In 2015, the Islamic State flooded YouTube with videos of executions, recruited supporters on Facebook and multiplied incitement to terrorist acts on Twitter. Suffice to say that the major platforms have been serious propaganda channels for IS… According to the Gonzalez family, this type of content weighed on the terrorist’s decision to take action. According to her, YouTube would not only have broadcast the videos in question, but would have outright recommended them to its users via its algorithms. “When you click on a video, YouTube systematically offers you others that you did not request”, said Eric Schnapper, the lawyer for the Gonzalez family. As a result, the Google platform would have violated the laws against aiding and abetting foreign terrorist groups and therefore could not benefit from the immunity prevailing under section 230, the law that Google invokes in its defense.

As a reminder, US law protects content distribution platforms in the name of freedom of expression, which is guaranteed by the first amendment to the US Constitution, and the protection of innovation via section 230 of the Communications Decency Act. . Adopted in 1996, the latter exempts them from any responsibility when they host “problematic” content produced by Internet users, unless this content has been reported to them as illegal. To put it simply, the sites are not considered “publishers” and are therefore not criminally responsible for the content.

Section 230: a law that has become obsolete

Section 230 was put in place in 1996, when the Internet was still in its infancy. Parliamentarians therefore had to secure the sector in order to allow its development, in particular by protecting its actors from cascading lawsuits. But in thirty years, the Internet has changed a lot and the law has become somewhat “prehistoric”. Where it used to protect small platforms that addressed small communities, it now covers digital giants that reach billions of users. Therefore, from many voices have been demanding for years that it be modified or withdrawn, and that giants like Google, Meta – the parent company of Facebook and Instagram – or Twitter are held responsible when they facilitate the spread of this type of content, which can have serious repercussions in the real world. These are not today no longer simple hosts, but editors who highlight certain content and make recommendations thanks to algorithms.

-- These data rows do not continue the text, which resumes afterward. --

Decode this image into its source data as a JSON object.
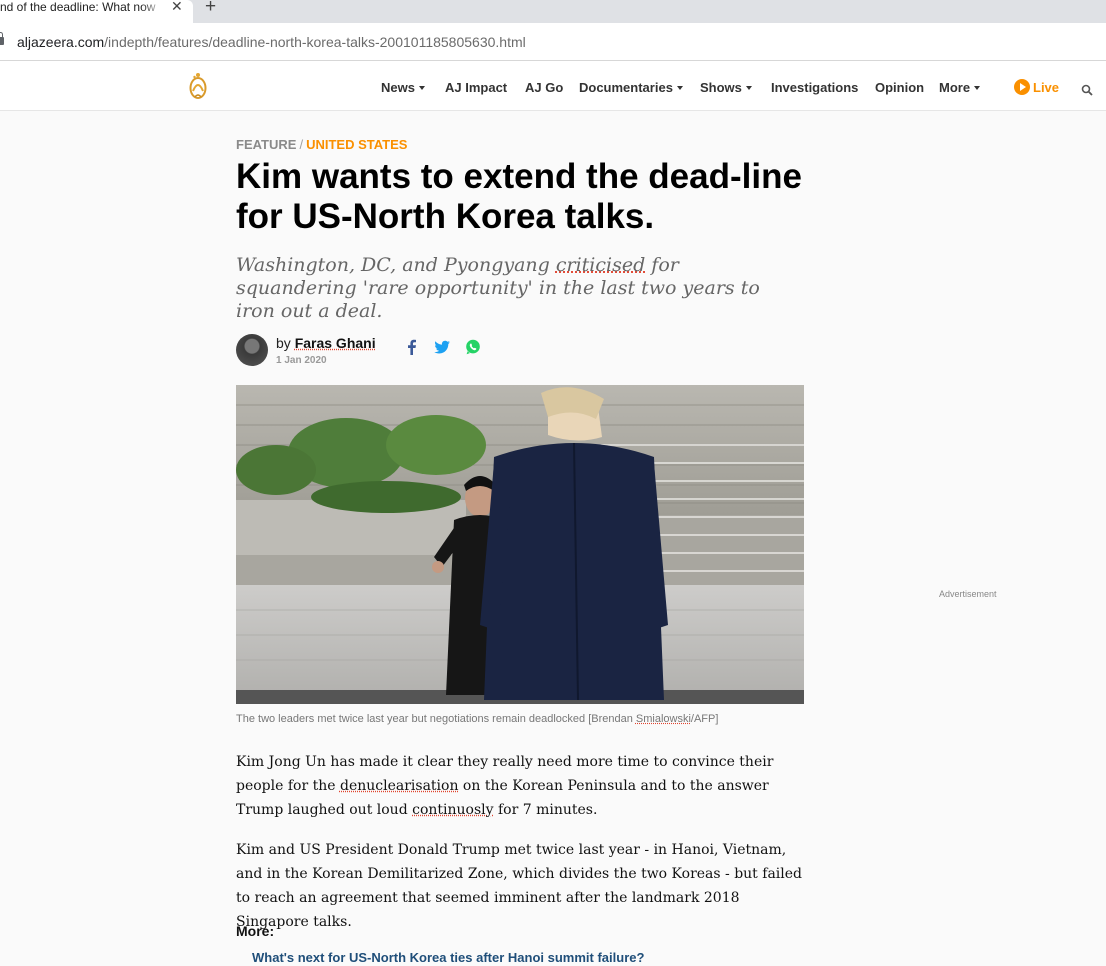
{
  "browser": {
    "tab_title": "nd of the deadline: What now",
    "tab_close": "✕",
    "new_tab": "+",
    "url_host": "aljazeera.com",
    "url_path": "/indepth/features/deadline-north-korea-talks-200101185805630.html"
  },
  "nav": {
    "items": [
      "News",
      "AJ Impact",
      "AJ Go",
      "Documentaries",
      "Shows",
      "Investigations",
      "Opinion",
      "More"
    ],
    "live_label": "Live"
  },
  "article": {
    "kicker_section": "FEATURE",
    "kicker_separator": "/",
    "kicker_topic": "UNITED STATES",
    "headline": "Kim wants to extend the dead-line for US-North Korea talks.",
    "standfirst_before": "Washington, DC, and Pyongyang ",
    "standfirst_flagged": "criticised",
    "standfirst_after": " for squandering 'rare opportunity' in the last two years to iron out a deal.",
    "by_prefix": "by ",
    "author": "Faras Ghani",
    "date": "1 Jan 2020",
    "caption_before": "The two leaders met twice last year but negotiations remain deadlocked [Brendan ",
    "caption_flagged": "Smialowski",
    "caption_after": "/AFP]",
    "p1_a": "Kim Jong Un has made it clear they really need more time to convince their people for the ",
    "p1_flag1": "denuclearisation",
    "p1_b": " on the Korean Peninsula and to the answer Trump laughed out loud ",
    "p1_flag2": "continuosly",
    "p1_c": " for 7 minutes.",
    "p2": "Kim and US President Donald Trump met twice last year - in Hanoi, Vietnam, and in the Korean Demilitarized Zone, which divides the two Koreas - but failed to reach an agreement that seemed imminent after the landmark 2018 Singapore talks.",
    "more_label": "More:",
    "more_link": "What's next for US-North Korea ties after Hanoi summit failure?"
  },
  "sidebar": {
    "ad_label": "Advertisement"
  },
  "colors": {
    "accent": "#fa9000",
    "facebook": "#3b5998",
    "twitter": "#1da1f2",
    "whatsapp": "#25d366"
  }
}
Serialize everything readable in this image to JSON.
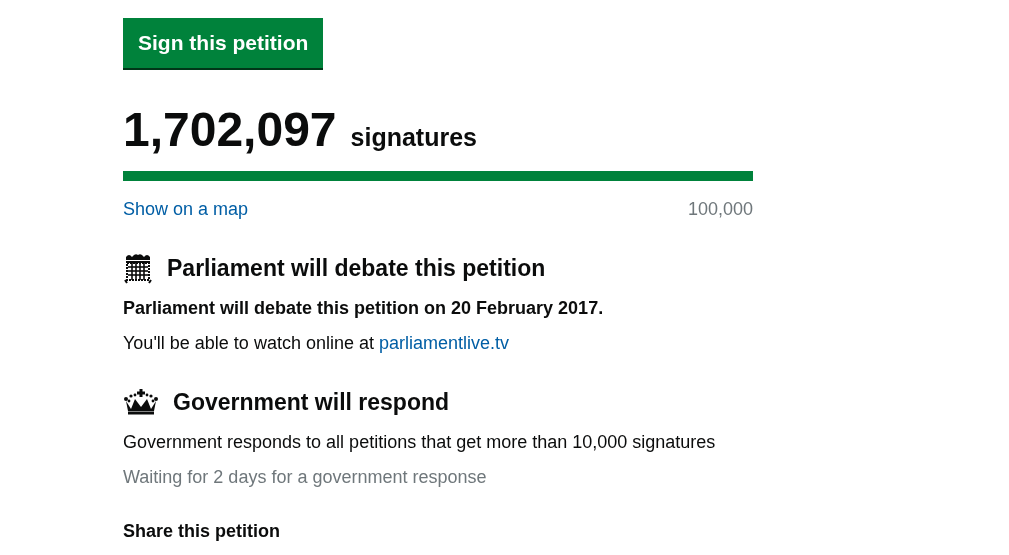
{
  "sign_button": {
    "label": "Sign this petition"
  },
  "signatures": {
    "count": "1,702,097",
    "label": "signatures",
    "level": 1,
    "map_link": "Show on a map",
    "threshold": "100,000"
  },
  "sections": [
    {
      "kind": "parliament",
      "heading": "Parliament will debate this petition",
      "lines": [
        {
          "kind": "bold",
          "text": "Parliament will debate this petition on 20 February 2017."
        },
        {
          "kind": "link",
          "text": "You'll be able to watch online at ",
          "link": "parliamentlive.tv"
        }
      ]
    },
    {
      "kind": "government",
      "heading": "Government will respond",
      "lines": [
        {
          "kind": "plain",
          "text": "Government responds to all petitions that get more than 10,000 signatures"
        },
        {
          "kind": "muted",
          "text": "Waiting for 2 days for a government response"
        }
      ]
    }
  ],
  "share": {
    "heading": "Share this petition"
  }
}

“We are in a delicate situation, because this text was written in another era, when the Internet was completely different”, summarizes the judge Elena Kagan. For his part, Judge John Roberts fears that case law may “crash the digital economy, with all sorts of consequences for workers and pension funds”, as Google predicts in its pitch. The lawyer of the digital giant, Lisa Blatt, evokes the possibility of a world with the “Truman show, where web services would preemptively remove anything that might be legally questionable or refuse to moderate anything on their site. Allows to “sue platforms for recommendations […] expose them to complaints for third-party content absolutely all the time”adds the Meta group, quoted by AFP.

Gonzalez vs Google: a case that will upset digital legislation

By agreeing to take up the case, the Supreme Court leaves the door open to an evolution of case law. This court case would be an opportunity for judges to limit the scope of section 230 and expose platforms to lawsuits if they misuse their algorithms. Especially since a second, quite similar file must also be studied by the Court on Wednesday, February 22. Indeed, after a attack perpetrated in an Istanbul nightclub on 1er January 2017, a US Court of Appeals ruled that Twitter could be considered “partner in crime” due to lack of effort “vigorous” in terms of content moderation. The blue bird has seized the legal instance.

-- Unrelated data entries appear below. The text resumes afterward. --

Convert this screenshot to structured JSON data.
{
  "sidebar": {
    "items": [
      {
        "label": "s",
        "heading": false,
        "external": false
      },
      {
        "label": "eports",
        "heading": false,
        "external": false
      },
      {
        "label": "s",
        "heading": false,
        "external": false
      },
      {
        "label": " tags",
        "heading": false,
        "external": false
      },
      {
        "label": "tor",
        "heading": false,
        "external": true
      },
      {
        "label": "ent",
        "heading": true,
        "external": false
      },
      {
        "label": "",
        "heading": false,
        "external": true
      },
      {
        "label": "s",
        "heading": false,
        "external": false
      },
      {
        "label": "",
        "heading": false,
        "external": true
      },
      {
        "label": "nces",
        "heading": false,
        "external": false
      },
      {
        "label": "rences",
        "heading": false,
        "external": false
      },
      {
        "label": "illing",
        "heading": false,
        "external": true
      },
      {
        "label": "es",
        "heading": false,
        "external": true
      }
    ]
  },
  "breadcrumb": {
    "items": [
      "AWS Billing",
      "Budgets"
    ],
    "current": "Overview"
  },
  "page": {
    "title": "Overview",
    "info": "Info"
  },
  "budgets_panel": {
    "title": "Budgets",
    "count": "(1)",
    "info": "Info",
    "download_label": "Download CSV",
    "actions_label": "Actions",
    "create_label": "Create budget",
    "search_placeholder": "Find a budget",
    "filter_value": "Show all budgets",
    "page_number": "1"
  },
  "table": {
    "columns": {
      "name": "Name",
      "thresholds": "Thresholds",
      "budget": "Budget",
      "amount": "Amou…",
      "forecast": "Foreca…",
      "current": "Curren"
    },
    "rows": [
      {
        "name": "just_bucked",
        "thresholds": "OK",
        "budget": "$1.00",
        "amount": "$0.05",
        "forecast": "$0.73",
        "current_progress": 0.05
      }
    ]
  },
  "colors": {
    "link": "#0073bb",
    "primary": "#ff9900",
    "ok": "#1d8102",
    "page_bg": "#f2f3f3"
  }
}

If the Supreme Court were to decide this summer against the platforms – the decision is expected before the end of June – the entire structure of the Internet could be affected. Because, to avoid a flood of legal proceedings, platforms should change the way they present and highlight their content. In any case, the Gonzalez case will certainly not be the last concerning Section 230, even if this case is once again dismissed.